Gordon Brown talking to Gillian Duffy
Gordon Brown said he "profoundly regretted" his remarks

The woman at the centre of a media storm after being called "bigoted" by Gordon Brown has said she will not be voting for Labour or any party.

Gillian Duffy told the Mail on Sunday she felt sorry for Mr Brown after he made the unguarded remark, minutes after she confronted him in public.

Mr Brown later visited Mrs Duffy's home in Rochdale to express his regret.

Mrs Duffy said she accepted his apology but declined his invitation to shake hands with him in front of the cameras.

"He wanted me to go outside with him and shake his hands for the camera but I said no," she told the newspaper. "I didn't want that fuss."

Mr Brown's remarks - in which he described his discussion with Mrs Duffy on issues such as immigration and education as a "disaster" - were captured by a microphone he was still wearing.

'Sad not angry'

A life-long Labour supporter, Mrs Duffy said she was "shocked" by the episode and felt more "sad" than "angry" about what happened.

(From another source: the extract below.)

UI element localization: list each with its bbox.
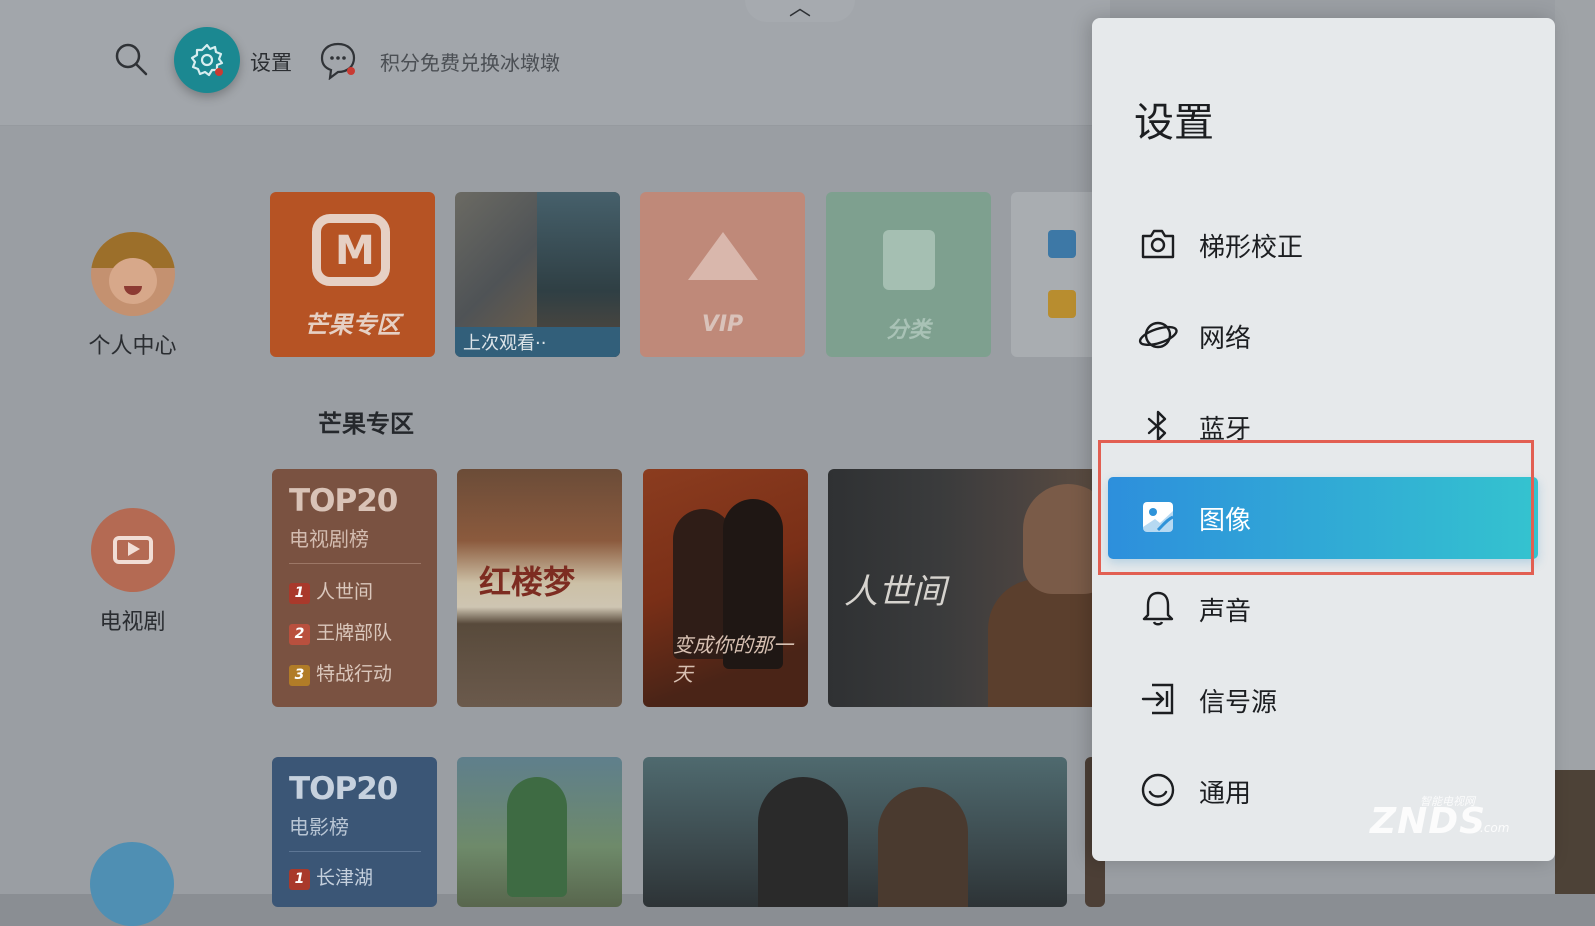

All she had done was "ask questions", she told the paper. "Does that make me a bigot?", she said.

He was smiling when he spoke to me but he was thinking that. What else is he thinking when he smiles
Gillian Duffy

"If you are going to go and talk to people you should have answers, shouldn't you? You don't just go there and shake their hands and tell them how well they are doing."

She added: "He was smiling when he spoke to me but he was thinking that. What else is he thinking when he smiles."

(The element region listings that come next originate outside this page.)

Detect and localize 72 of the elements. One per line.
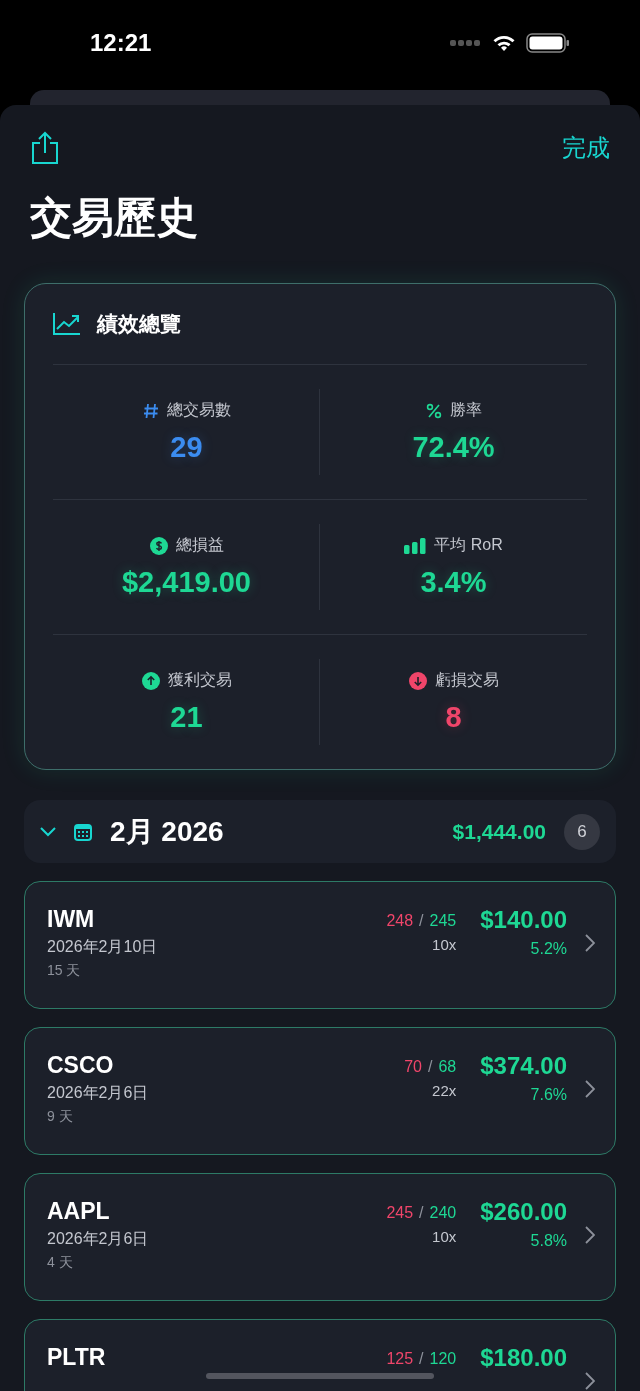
- ticker: CSCO: [47, 1052, 114, 1079]
- return-percent: 5.2%: [530, 940, 567, 958]
- stat-label: 獲利交易: [167, 670, 232, 690]
- status-time: 12:21: [90, 29, 152, 57]
- chevron-right-icon: [585, 1080, 595, 1098]
- ticker: IWM: [47, 906, 95, 933]
- stat-value: 72.4%: [412, 431, 495, 464]
- profit-amount: $260.00: [480, 1198, 567, 1226]
- chevron-right-icon: [585, 1372, 595, 1390]
- battery-icon: [526, 33, 570, 53]
- stat-value: 8: [445, 701, 462, 734]
- ticker: PLTR: [47, 1344, 106, 1371]
- arrow-down-icon: [408, 671, 427, 690]
- trade-card[interactable]: IWM 2026年2月10日 15 天 248 / 245 10x $140.00 5.2%: [24, 881, 616, 1009]
- stat-label: 虧損交易: [434, 670, 499, 690]
- hash-icon: [142, 402, 159, 419]
- leverage: 22x: [432, 1082, 457, 1099]
- summary-title: 績效總覽: [97, 311, 181, 337]
- profit-amount: $140.00: [480, 906, 567, 934]
- holding-days: 4 天: [47, 1254, 73, 1272]
- profit-amount: $374.00: [480, 1052, 567, 1080]
- trade-card[interactable]: CSCO 2026年2月6日 9 天 70 / 68 22x $374.00 7.6%: [24, 1027, 616, 1155]
- trade-card[interactable]: PLTR 125 / 120 $180.00: [24, 1319, 616, 1391]
- exit-price: 245: [429, 912, 457, 930]
- signal-icon: [450, 40, 482, 46]
- stat-value: 3.4%: [420, 566, 487, 599]
- calendar-icon: [74, 822, 92, 841]
- exit-price: 120: [429, 1350, 457, 1368]
- stat-label: 勝率: [449, 400, 482, 420]
- profit-amount: $180.00: [480, 1344, 567, 1372]
- trade-date: 2026年2月6日: [47, 1083, 149, 1103]
- month-title: 2月 2026: [110, 814, 225, 849]
- ticker: AAPL: [47, 1198, 110, 1225]
- trade-count: 6: [564, 813, 600, 850]
- leverage: 10x: [432, 936, 457, 953]
- entry-price: 125: [386, 1350, 414, 1368]
- return-percent: 7.6%: [530, 1086, 567, 1104]
- entry-price: 70: [404, 1058, 422, 1076]
- wifi-icon: [492, 34, 516, 52]
- trade-card[interactable]: AAPL 2026年2月6日 4 天 245 / 240 10x $260.00 5.8%: [24, 1173, 616, 1301]
- entry-price: 248: [386, 912, 414, 930]
- month-header[interactable]: 2月 2026 $1,444.00 6: [24, 800, 616, 863]
- exit-price: 240: [429, 1204, 457, 1222]
- share-icon[interactable]: [30, 131, 60, 165]
- percent-icon: [425, 402, 442, 419]
- stat-value: 29: [170, 431, 203, 464]
- chevron-right-icon: [585, 934, 595, 952]
- stat-label: 平均 RoR: [434, 535, 503, 555]
- chevron-right-icon: [585, 1226, 595, 1244]
- dollar-icon: [149, 536, 168, 555]
- holding-days: 9 天: [47, 1108, 73, 1126]
- stat-label: 總損益: [175, 535, 224, 555]
- page-title: 交易歷史: [30, 193, 199, 243]
- trend-chart-icon: [53, 313, 81, 335]
- stat-label: 總交易數: [166, 400, 231, 420]
- price-separator: /: [428, 1058, 433, 1076]
- stat-value: $2,419.00: [122, 566, 251, 599]
- return-percent: 5.8%: [530, 1232, 567, 1250]
- price-separator: /: [419, 1204, 424, 1222]
- entry-price: 245: [386, 1204, 414, 1222]
- done-button[interactable]: 完成: [562, 132, 610, 164]
- holding-days: 15 天: [47, 962, 81, 980]
- stat-value: 21: [170, 701, 203, 734]
- bar-chart-icon: [404, 537, 427, 554]
- price-separator: /: [419, 1350, 424, 1368]
- trade-date: 2026年2月10日: [47, 937, 158, 957]
- trade-date: 2026年2月6日: [47, 1229, 149, 1249]
- price-separator: /: [419, 912, 424, 930]
- month-total: $1,444.00: [452, 819, 546, 844]
- leverage: 10x: [432, 1228, 457, 1245]
- arrow-up-icon: [141, 671, 160, 690]
- exit-price: 68: [438, 1058, 457, 1076]
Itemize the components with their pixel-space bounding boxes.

Reflecting on Mr Brown's visit to her house, she said she had told him: "I'm sorry for you, Gordon, because you have more to lose than me. I'm very sorry that this has happened but it's you who's going to lose out not me."

After the incident, Mr Brown said he had "misunderstood" what Mrs Duffy had said and thought that she had been talking about sending students from Eastern Europe back home.

Mrs Duffy said she had never said anything of the kind.

She said she wished Mr Brown had never "bothered" coming to Rochdale in the first place.

'High price'

Immediately after she was told about Mr Brown's remarks, Mrs Duffy suggested she would not be voting Labour as she had previously intended.

She told the newspaper she could not "bring herself" to vote at all after what she had gone through.

I could tell from the tone of his voice when he called me that he had done something he felt mortified about
Sarah Brown

The interview is the first public comment she has made since the prime minister spent 40 minutes in her Rochdale home - ripping up his campaign schedule in the process.

After the incident, Mr Brown told Labour members that he "profoundly regretted" the remarks and has since acknowledged he has paid a "very high price" for them.

Writing in the Sunday Mirror, Sarah Brown said her husband would "forever regret" his remarks.

"I was not with Gordon at the time but I could tell from the tone of his voice when he called me that he had done something he felt mortified about," she said.

"If there is one thing everyone who knows him agrees on about Gordon, it is that he simply hates upsetting people.

"The idea that somebody would have been caused pain or embarrassment by something he had done is the sort of thing that goes right to the core of Gordon and I know that his apology came straight from the heart."